Le nom de Bradley Birkenfeld apparaît dans un vaste scandale financier au Kenya

Corruption Un mandat d’arrêt international a été lancé contre l’ancien banquier d’UBS

A Nairobi, la justice a prononcé des inculpations dans une affaire de contrats publics douteux

Cinq jours après son témoignage devant le juge Guillaume Daïeff à Paris dans le cadre de l’enquête contre UBS, le nom de l’ex-gérant américain de la banque, Bradley Birkenfeld, réapparaît dans un tout autre contexte. Son nom est cité dans un vaste scandale de contrats douteux ou surfacturés, conclus entre des sociétés plus ou moins fictives et l’Etat kényan. Cette affaire dite «Anglo Leasing» s’accompagne de soupçons de corruption touchant d’anciens hauts fonctionnaires kényans. L’ex-banquier paraît y jouer un rôle secondaire, comme signataire de l’un des contrats. Un mandat d’arrêt international vient pourtant d’être délivré contre lui par les autorités kényanes de poursuite pénale, a appris Le Temps.

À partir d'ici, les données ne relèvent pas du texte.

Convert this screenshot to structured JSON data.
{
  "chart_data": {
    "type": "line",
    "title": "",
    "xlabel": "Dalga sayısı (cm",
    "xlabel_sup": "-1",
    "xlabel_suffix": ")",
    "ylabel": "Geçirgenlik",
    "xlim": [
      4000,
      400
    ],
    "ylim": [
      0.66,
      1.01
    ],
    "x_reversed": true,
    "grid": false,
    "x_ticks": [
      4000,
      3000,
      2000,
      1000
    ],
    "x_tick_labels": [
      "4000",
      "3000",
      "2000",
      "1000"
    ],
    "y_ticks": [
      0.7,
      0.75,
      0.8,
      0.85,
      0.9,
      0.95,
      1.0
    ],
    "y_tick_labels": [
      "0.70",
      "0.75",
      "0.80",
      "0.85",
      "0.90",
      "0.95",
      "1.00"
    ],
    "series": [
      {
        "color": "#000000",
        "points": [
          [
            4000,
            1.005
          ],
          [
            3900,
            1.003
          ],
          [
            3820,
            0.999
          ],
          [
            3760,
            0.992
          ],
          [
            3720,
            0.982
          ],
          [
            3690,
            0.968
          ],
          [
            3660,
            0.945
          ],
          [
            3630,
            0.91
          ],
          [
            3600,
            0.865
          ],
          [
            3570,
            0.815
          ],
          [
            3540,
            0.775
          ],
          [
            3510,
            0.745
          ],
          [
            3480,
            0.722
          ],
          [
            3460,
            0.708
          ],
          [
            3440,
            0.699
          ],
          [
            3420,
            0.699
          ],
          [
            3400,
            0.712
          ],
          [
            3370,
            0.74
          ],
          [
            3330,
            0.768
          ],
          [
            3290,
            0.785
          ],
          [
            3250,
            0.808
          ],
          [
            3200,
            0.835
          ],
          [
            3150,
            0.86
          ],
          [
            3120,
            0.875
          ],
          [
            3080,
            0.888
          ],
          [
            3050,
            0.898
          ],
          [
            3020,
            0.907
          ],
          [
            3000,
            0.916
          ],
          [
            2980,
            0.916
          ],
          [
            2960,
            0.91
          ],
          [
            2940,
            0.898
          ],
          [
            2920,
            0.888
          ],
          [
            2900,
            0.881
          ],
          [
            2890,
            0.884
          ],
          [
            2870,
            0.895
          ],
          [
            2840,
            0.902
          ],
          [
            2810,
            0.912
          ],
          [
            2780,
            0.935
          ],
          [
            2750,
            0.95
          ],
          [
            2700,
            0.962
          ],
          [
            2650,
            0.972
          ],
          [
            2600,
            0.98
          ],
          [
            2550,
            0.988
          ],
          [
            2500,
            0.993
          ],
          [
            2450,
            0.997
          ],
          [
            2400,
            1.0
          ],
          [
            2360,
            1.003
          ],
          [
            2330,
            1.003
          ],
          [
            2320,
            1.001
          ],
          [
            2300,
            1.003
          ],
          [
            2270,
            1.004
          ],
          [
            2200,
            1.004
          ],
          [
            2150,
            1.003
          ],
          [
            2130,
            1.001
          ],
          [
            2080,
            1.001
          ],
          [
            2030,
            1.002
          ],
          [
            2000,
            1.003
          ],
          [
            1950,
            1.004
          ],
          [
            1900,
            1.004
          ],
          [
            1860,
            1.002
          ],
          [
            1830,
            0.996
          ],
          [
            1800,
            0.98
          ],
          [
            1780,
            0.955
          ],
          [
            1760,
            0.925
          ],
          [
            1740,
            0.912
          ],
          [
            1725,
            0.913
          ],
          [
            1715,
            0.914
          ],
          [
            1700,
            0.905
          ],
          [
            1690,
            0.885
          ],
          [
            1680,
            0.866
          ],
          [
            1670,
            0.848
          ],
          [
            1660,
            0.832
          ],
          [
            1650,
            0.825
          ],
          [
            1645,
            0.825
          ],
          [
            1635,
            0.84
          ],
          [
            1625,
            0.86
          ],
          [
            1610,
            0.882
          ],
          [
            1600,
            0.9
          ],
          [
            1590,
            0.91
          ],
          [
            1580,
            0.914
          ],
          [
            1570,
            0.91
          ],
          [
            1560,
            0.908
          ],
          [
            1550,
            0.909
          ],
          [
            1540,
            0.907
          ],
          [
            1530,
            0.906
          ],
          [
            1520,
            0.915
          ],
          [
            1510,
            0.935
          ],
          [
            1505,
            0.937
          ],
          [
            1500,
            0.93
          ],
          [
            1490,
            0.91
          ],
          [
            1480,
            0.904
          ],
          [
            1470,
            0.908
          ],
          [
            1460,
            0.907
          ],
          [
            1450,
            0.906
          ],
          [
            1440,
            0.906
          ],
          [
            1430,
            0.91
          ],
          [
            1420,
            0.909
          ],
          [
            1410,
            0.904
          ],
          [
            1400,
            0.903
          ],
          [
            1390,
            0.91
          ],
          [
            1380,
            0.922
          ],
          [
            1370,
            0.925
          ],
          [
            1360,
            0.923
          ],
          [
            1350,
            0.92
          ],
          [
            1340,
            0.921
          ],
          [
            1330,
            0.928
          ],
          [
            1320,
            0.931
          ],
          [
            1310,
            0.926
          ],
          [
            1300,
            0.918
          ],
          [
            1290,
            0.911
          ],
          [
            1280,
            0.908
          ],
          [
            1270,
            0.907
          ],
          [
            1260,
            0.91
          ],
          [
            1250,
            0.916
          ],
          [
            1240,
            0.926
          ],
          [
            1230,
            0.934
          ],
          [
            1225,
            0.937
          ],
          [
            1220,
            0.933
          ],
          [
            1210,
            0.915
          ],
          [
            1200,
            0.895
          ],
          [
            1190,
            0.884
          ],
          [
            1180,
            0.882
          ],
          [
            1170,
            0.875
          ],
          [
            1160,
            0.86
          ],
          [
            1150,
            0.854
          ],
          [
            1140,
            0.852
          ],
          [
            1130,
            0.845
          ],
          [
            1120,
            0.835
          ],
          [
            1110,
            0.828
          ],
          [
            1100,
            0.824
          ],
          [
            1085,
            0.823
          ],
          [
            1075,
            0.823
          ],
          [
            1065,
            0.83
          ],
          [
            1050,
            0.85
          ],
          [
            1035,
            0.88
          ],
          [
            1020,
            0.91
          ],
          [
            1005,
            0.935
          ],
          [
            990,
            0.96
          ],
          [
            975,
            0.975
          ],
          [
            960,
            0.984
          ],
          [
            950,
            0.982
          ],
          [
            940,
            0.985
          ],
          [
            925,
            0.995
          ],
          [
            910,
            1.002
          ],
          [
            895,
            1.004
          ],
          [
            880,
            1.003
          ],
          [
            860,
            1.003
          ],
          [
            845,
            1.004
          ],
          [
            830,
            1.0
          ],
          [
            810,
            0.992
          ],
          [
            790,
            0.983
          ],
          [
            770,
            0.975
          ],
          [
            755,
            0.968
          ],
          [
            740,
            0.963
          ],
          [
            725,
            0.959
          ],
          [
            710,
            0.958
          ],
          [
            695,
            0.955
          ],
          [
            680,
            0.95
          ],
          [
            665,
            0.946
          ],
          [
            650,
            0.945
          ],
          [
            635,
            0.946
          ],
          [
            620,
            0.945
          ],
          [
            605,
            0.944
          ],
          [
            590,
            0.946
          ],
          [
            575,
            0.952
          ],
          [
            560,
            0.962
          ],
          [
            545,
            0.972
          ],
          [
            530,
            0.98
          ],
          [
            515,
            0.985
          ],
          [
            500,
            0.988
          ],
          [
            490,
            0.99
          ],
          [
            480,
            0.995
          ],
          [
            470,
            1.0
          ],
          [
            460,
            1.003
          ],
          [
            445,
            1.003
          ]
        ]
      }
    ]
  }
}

Selon une information de la BBC publiée le 4 mars, sept anciens fonctionnaires kényans, dont un ancien ministre des Finances, ont été inculpés pour gestion déloyale et conspiration dans l’intention de frauder le gouvernement. Devant le procureur, ils ont démenti toute implication et ont été libérés sous caution. En parallèle, deux mandats d’arrêt internationaux ont été lancés «à l’encontre de deux étrangers soupçonnés d’être liés au scandale», écrit la BBC. L’un d’entre eux viserait Bradley Birkenfeld. L’affaire concerne des faits remontant au début des années 2000, lorsque l’ancien banquier travaillait à Genève, avant sa démission d’UBS, son départ pour les Etats-Unis, sa condamnation à la prison en 2009, suivie de la récompense de 104 millions de dollars reçue du fisc américain pour son aide comme lanceur d’alerte.

L’information publiée par la BBC évoque un certain «Bradley Beckenfield». Mais une source proche du dossier, ainsi que le Ministère public de la Confédération (MPC) ont confirmé au Temps qu’il s’agit d’une erreur orthographique. Il est bien question de l’ancien banquier. «Son nom est apparu dans le contexte de l’une des sociétés du complexe de sociétés offshore impliqué dans l’affaire Anglo Leasing», indique le MPC. Contacté par mail aux Etats-Unis, Bradley Birkenfeld n’a pas donné suite aux questions du Temps.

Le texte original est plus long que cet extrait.